Figure S5. Changes in absolute slow-wave energy and cognition from STIM to SHAM for responders and non-responders for (A) Phonetic fluency and (B) 2-back d’. Pearson’s correlations between SWE%Change and (C) Phonetic fluency and (D) 2-back d’. Error bars indicate SEM. Error is 95% confidence intervals of the regression line.
Funding
The study was supported by a Project Grant from the Cooperative Research Centre (CRC) for Alertness, Safety, and Productivity, Melbourne, Australia (grant number P3.1.07-17).
Author Contributions
All authors have made substantial contributions to the work presented and have approved the final version of the manuscript. C.A. and S.F. designed the study with input from SPAD. Both C.D. and S.F. were responsible for the collection of data; C.D., J.E.M., S.F., C.L.N., and C.A. analyzed the data; C.D. and C.A. interpreted the data, and C.D. wrote the manuscript with edits from C.A. All authors approved the final manuscript.
Conflict of Interest statement.
J.E.M., C.N., and S.P.A.D. report no competing financial interests. C.D. is a recipient of a PhD Scholarship, S.F. is a Project Leader, and C.A. is a Theme Leader in the Cooperative Research Centre for Alertness, Safety and Productivity. In the interest of full disclosure, C.A. has received a research award/prize from Sanofi-Aventis; contract research support from VicRoads, Rio Tinto Coal Australia, National Transport Commission, Tontine/Pacific Brands; and lecturing fees from Brown Medical School/Rhode Island Hospital, Ausmed, Healthmed, and TEVA Pharmaceuticals; and reimbursements for conference travel expenses from Philips Healthcare. In addition, she has served as a consultant through her institution to the Rail, Bus, and Tram Union, the Transport Accident Commission (TAC), and the National Transportation Committee (NTC).
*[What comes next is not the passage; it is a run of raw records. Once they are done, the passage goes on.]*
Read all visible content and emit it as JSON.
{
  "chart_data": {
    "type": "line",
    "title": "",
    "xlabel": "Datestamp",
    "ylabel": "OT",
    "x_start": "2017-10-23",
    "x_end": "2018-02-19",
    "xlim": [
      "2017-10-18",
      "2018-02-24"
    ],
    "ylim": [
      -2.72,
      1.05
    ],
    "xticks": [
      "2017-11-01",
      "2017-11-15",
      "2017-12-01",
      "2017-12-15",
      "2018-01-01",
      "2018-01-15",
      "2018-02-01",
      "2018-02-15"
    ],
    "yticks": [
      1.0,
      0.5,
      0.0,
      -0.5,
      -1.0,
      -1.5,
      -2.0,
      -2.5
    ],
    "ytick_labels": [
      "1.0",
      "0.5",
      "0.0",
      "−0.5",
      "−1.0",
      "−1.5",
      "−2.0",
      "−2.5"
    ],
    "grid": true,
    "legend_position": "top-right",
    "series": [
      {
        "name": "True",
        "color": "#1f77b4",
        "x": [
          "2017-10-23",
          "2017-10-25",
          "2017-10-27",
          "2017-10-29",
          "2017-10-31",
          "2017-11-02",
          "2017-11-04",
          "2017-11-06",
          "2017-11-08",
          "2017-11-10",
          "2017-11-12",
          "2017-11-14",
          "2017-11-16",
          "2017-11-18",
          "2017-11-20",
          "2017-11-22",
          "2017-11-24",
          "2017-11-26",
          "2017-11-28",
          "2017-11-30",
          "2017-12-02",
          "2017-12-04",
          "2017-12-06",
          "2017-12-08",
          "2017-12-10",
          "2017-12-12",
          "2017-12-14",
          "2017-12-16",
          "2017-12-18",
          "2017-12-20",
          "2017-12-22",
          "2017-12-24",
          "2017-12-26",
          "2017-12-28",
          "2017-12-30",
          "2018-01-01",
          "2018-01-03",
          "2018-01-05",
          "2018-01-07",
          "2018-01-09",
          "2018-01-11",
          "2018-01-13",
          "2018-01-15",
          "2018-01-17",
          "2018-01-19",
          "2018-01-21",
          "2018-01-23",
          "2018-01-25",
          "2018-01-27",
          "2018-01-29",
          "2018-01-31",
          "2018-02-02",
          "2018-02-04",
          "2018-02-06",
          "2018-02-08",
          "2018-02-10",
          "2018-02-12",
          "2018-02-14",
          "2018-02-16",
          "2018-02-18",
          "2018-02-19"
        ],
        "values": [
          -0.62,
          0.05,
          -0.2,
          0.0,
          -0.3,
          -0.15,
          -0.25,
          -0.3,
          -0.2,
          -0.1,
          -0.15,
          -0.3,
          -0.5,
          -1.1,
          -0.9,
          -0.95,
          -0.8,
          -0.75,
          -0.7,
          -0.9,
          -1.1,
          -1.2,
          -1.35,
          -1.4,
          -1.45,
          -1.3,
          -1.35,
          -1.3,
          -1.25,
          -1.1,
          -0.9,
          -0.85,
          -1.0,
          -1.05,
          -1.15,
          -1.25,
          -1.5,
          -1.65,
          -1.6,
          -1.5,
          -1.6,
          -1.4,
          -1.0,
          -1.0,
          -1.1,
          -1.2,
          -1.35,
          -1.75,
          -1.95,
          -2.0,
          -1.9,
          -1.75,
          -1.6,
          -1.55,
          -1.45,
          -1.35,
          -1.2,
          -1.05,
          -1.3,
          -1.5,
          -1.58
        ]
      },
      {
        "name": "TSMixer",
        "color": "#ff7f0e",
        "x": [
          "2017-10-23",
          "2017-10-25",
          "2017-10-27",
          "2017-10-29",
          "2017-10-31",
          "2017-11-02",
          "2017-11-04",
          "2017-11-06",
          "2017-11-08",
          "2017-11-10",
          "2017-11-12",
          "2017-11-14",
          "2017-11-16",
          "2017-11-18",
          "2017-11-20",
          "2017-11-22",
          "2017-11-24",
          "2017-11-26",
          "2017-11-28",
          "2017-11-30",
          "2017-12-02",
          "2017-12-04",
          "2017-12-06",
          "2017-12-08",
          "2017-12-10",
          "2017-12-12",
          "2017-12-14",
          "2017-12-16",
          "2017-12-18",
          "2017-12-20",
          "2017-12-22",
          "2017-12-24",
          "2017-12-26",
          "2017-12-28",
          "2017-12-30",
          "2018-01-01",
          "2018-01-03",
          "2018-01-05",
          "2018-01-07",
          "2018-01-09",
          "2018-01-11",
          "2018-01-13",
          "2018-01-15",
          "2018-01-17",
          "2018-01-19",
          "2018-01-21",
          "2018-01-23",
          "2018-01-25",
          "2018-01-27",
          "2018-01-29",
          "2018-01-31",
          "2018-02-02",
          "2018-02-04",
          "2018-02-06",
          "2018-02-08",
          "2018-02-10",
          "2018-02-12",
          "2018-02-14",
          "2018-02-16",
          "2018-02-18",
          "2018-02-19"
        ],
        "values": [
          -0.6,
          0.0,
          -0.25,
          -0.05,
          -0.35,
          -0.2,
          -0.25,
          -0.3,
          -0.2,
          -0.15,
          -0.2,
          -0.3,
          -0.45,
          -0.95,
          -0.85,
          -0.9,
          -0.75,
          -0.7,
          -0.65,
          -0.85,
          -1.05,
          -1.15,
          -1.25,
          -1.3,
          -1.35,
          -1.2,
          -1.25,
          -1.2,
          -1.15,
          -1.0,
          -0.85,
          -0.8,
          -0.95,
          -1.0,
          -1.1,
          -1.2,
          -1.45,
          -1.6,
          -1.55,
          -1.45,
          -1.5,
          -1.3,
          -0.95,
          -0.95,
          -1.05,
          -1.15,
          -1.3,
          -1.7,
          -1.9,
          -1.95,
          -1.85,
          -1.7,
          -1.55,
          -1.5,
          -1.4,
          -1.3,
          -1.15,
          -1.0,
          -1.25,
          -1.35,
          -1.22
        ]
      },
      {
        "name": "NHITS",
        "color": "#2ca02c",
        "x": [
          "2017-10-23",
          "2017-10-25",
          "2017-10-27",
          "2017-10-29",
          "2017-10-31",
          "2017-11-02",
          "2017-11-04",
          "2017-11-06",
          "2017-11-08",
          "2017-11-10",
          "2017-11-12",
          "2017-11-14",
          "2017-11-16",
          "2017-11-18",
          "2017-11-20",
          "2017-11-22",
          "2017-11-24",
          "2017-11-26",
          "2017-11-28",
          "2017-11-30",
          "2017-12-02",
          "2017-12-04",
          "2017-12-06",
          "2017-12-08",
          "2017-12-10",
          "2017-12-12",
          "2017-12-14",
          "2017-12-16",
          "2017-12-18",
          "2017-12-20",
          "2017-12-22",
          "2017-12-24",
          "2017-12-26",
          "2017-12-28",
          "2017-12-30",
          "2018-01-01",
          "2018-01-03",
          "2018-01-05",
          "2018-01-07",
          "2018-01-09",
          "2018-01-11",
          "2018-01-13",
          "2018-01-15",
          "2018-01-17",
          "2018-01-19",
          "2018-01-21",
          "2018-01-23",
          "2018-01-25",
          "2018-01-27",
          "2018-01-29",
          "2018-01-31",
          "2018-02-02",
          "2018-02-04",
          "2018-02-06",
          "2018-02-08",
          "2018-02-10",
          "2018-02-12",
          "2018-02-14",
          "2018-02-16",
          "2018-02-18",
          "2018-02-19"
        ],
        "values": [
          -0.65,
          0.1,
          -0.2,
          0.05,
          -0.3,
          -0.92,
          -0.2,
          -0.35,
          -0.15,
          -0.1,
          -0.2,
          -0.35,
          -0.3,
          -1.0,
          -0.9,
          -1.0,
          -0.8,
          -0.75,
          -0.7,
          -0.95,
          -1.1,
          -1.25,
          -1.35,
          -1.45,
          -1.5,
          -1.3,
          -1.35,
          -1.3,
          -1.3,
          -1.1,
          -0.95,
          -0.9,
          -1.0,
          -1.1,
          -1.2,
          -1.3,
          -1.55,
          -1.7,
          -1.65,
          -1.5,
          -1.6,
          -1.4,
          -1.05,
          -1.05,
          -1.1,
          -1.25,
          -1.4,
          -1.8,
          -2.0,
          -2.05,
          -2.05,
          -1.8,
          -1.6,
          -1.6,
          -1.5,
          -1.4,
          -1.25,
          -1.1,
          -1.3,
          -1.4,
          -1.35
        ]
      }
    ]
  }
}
She has also served as an expert witness and/or consultant in relation to fatigue and drowsy driving.
Work was conducted at the Sleep and Circadian Medicine Laboratory, Turner Institute for Brain and Mental Health, Monash University, Melbourne, Victoria, Australia
Acknowledgments
We thank the study participants, technicians, staff, and students of the Monash University Sleep and Circadian Medicine Laboratory who aided data collection. We also thank Caroline Beatty for recruitment efforts and Christopher Andara for research assistance in the study. The study was approved by Monash University Human Research Ethics Committee.